I mantra, letteralmente "strumento della mente, del pensiero" sono il cardine della scienza del Japa Yoga, lo Yoga dell’Energia del Suono, uno dei sentieri autorealizzativi dello Yoga.
“La ripetizione metodica e continua del Mantra permette la realizzazione dell’Aspetto Divino invocato”.
In questo aforisma
contenuto negli Yoga Sutra di Patanjali (uno dei testi di
riferimento fondamentali dello Yoga) si trova condensato il senso dell’utilizzo
dei mantra a scopo evolutivo e realizzativo che è il fine ultimo dello Yoga:
realizzare lo stato di beatitudine nell’Unione con l’Atman, il Divino
imperituro e assoluto, la nostra vera natura.
I mantra svolgono tale
importante funzione utilizzando il potere del suono e della vibrazione. Sono il
cardine della scienza del Japa Yoga, lo Yoga dell’Energia del Suono,
uno dei sentieri autorealizzativi dello Yoga.

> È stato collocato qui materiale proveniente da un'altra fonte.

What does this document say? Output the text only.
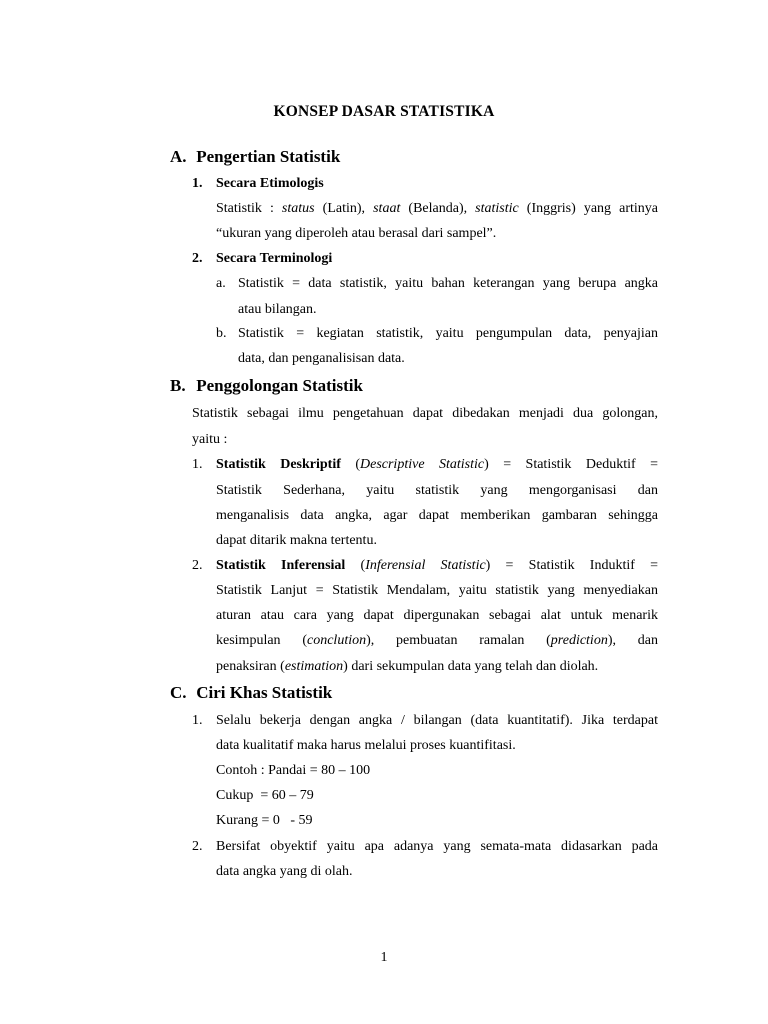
KONSEP DASAR STATISTIKA
A. Pengertian Statistik
1. Secara Etimologis
Statistik : status (Latin), staat (Belanda), statistic (Inggris) yang artinya
“ukuran yang diperoleh atau berasal dari sampel”.
2. Secara Terminologi
a. Statistik = data statistik, yaitu bahan keterangan yang berupa angka
atau bilangan.
b. Statistik = kegiatan statistik, yaitu pengumpulan data, penyajian
data, dan penganalisisan data.
B. Penggolongan Statistik
Statistik sebagai ilmu pengetahuan dapat dibedakan menjadi dua golongan,
yaitu :
1. Statistik Deskriptif (Descriptive Statistic) = Statistik Deduktif =
Statistik Sederhana, yaitu statistik yang mengorganisasi dan
menganalisis data angka, agar dapat memberikan gambaran sehingga
dapat ditarik makna tertentu.
2. Statistik Inferensial (Inferensial Statistic) = Statistik Induktif =
Statistik Lanjut = Statistik Mendalam, yaitu statistik yang menyediakan
aturan atau cara yang dapat dipergunakan sebagai alat untuk menarik
kesimpulan (conclution), pembuatan ramalan (prediction), dan
penaksiran (estimation) dari sekumpulan data yang telah dan diolah.
C. Ciri Khas Statistik
1. Selalu bekerja dengan angka / bilangan (data kuantitatif). Jika terdapat
data kualitatif maka harus melalui proses kuantifitasi.
Contoh : Pandai = 80 – 100
Cukup  = 60 – 79
Kurang = 0   - 59
2. Bersifat obyektif yaitu apa adanya yang semata-mata didasarkan pada
data angka yang di olah.
1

Letteralmente Mantra vuole
dire “strumento della mente, del pensiero”: l’etimologia richiama la parola
sanscrita “manas” che si riferisce alla sostanza mentale e “traya” ciò che
tranquillizza. L’effetto della ripetizione dei mantra ha come effetto
principale quello di acquietare la mente, rendendola più ricettiva
all’assorbimento di energie superiori, vibrazioni cosmiche benefiche che si
ripercuotono anche a livello del corpo fisico (Anna Maya Kosha). I mantra agiscono
a livello dei corpi più sottili (Prano Maya Kosha, Mano Maya Kosha, Vijnana Maya
Kosha e Ananda Maya Kosha) che vengono sollecitati, potenziati e riarmonizzati.
Il mantra conferisce
pace, beatitudine, illuminazione e consapevolezza. Risveglia l’intelletto
aprendo l’intuito; il pensiero creativo si verifica spontaneamente quando si
lascia scorrere la ripetizione del mantra al posto della mente pensante.

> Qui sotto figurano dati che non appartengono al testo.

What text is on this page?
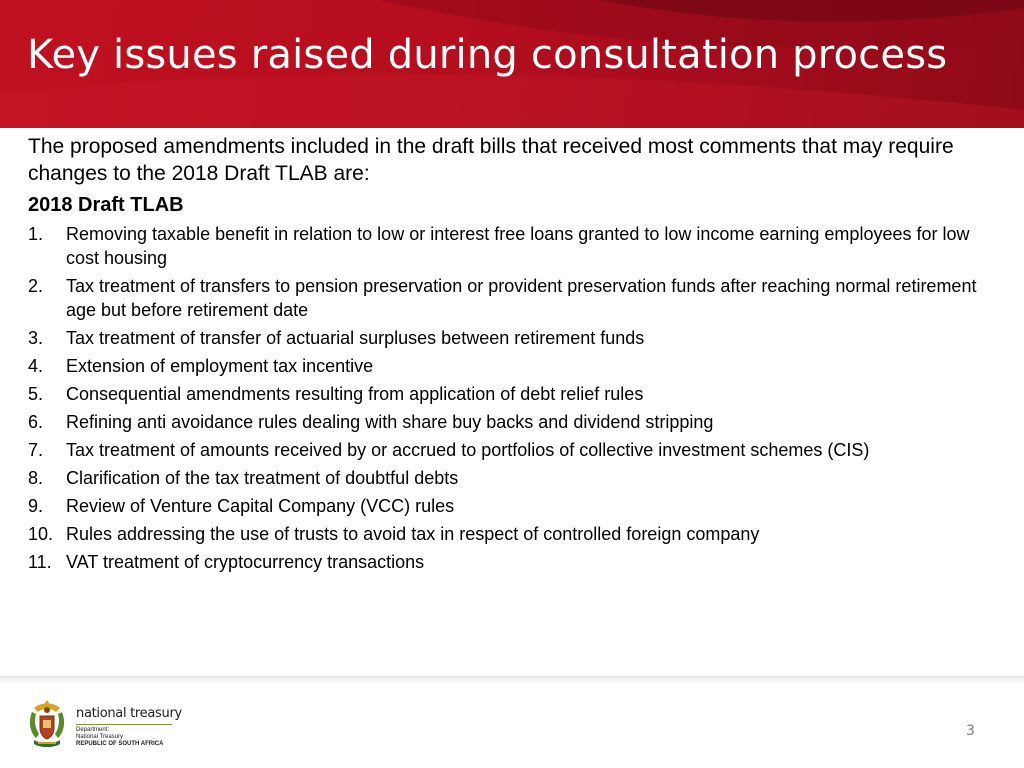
Key issues raised during consultation process

The proposed amendments included in the draft bills that received most comments that may require changes to the 2018 Draft TLAB are:

2018 Draft TLAB
1. Removing taxable benefit in relation to low or interest free loans granted to low income earning employees for low cost housing
2. Tax treatment of transfers to pension preservation or provident preservation funds after reaching normal retirement age but before retirement date
3. Tax treatment of transfer of actuarial surpluses between retirement funds
4. Extension of employment tax incentive
5. Consequential amendments resulting from application of debt relief rules
6. Refining anti avoidance rules dealing with share buy backs and dividend stripping
7. Tax treatment of amounts received by or accrued to portfolios of collective investment schemes (CIS)
8. Clarification of the tax treatment of doubtful debts
9. Review of Venture Capital Company (VCC) rules
10. Rules addressing the use of trusts to avoid tax in respect of controlled foreign company
11. VAT treatment of cryptocurrency transactions
national treasury
Department:
National Treasury
REPUBLIC OF SOUTH AFRICA
3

Il mantra sostituisce la centratura sull’ “Io” con la centratura su “Dio”.
A tal fine, però, non
basta la ripetizione automatica, distratta, apatica del mantra, bensì è
necessario il giusto atteggiamento (umiltà, devozione, fiducia,
apertura), ricettività e partecipazione attiva in uno stato rilassato ma
vigile.
In sanscrito si utilizza il termine bhava che indica il
sentimento, la disposizione interiore, l’attitudine utile per ottenere i
migliori risultati dalla Sadhana (pratica di Yoga). Per l’esattezza, il japa mantra
deve essere eseguito con fede (shraddha), amore (bhava), concentrazione
(dharana) e senza desiderio di benefici personali, cioè con un atteggiamento che
favorisca lo sviluppo del distacco interiore (vairagya).
La ripetizione continua
del mantra, di un nome sacro, di una preghiera, tenendo a mente e facendo dischiudere
nel cuore il significato spirituale delle parole usate, è l’essenza del japa. La
pratica del japa pone l’accento sull’aspetto di continuità e ripetizione
ininterrotta, requisito fondamentale per neutralizzare la naturale tendenza
dispersiva della mente (vikshepa) e tenerla focalizzata sulla contemplazione
della vera essenza (Atman).
Saturare la mente di mantra è il continuo scorrere
della coscienza divina dentro al cuore.
È molto importante
ricordare che qualsiasi strumento utilizzato dallo Yoga non ha un potere in sé
stesso, ma viene “attivato” dalla coscienza del praticante: lo Yoga è un
processo scientifico di risveglio della Coscienza Superiore che implica il
coinvolgimento sempre vivo del ricercatore, “tapas”, aspirazione o fuoco
spirituale, disciplina, buona volontà e Surrender (resa totale al divino, dono
di sé).
Il vero potere di
risveglio non sta nell’utilizzo mnemonico e automatico di strumenti esterni
imparati con la tecnica, bensì nell’apertura del cuore e nella liberazione del
potenziale interiore insito nel profondo dell’essere umano.
La tecnica del mantra, se
avvicinata in modo scorretto, può in tal senso essere insidiosa e indurre
l’adepto a credere che basti cantare qualche mantra ogni tanto – attività
piacevole e rilassante – per dischiudersi alle verità superiori o per ottenere
benefici duraturi. Dietro ai mantra c’è una scienza esatta che solo l’autentica
ricerca e auto indagine perseverata con sentimenti non personalistici di apertura
e devozione potrà eventualmente essere rivelata al cuore del Sadhaka.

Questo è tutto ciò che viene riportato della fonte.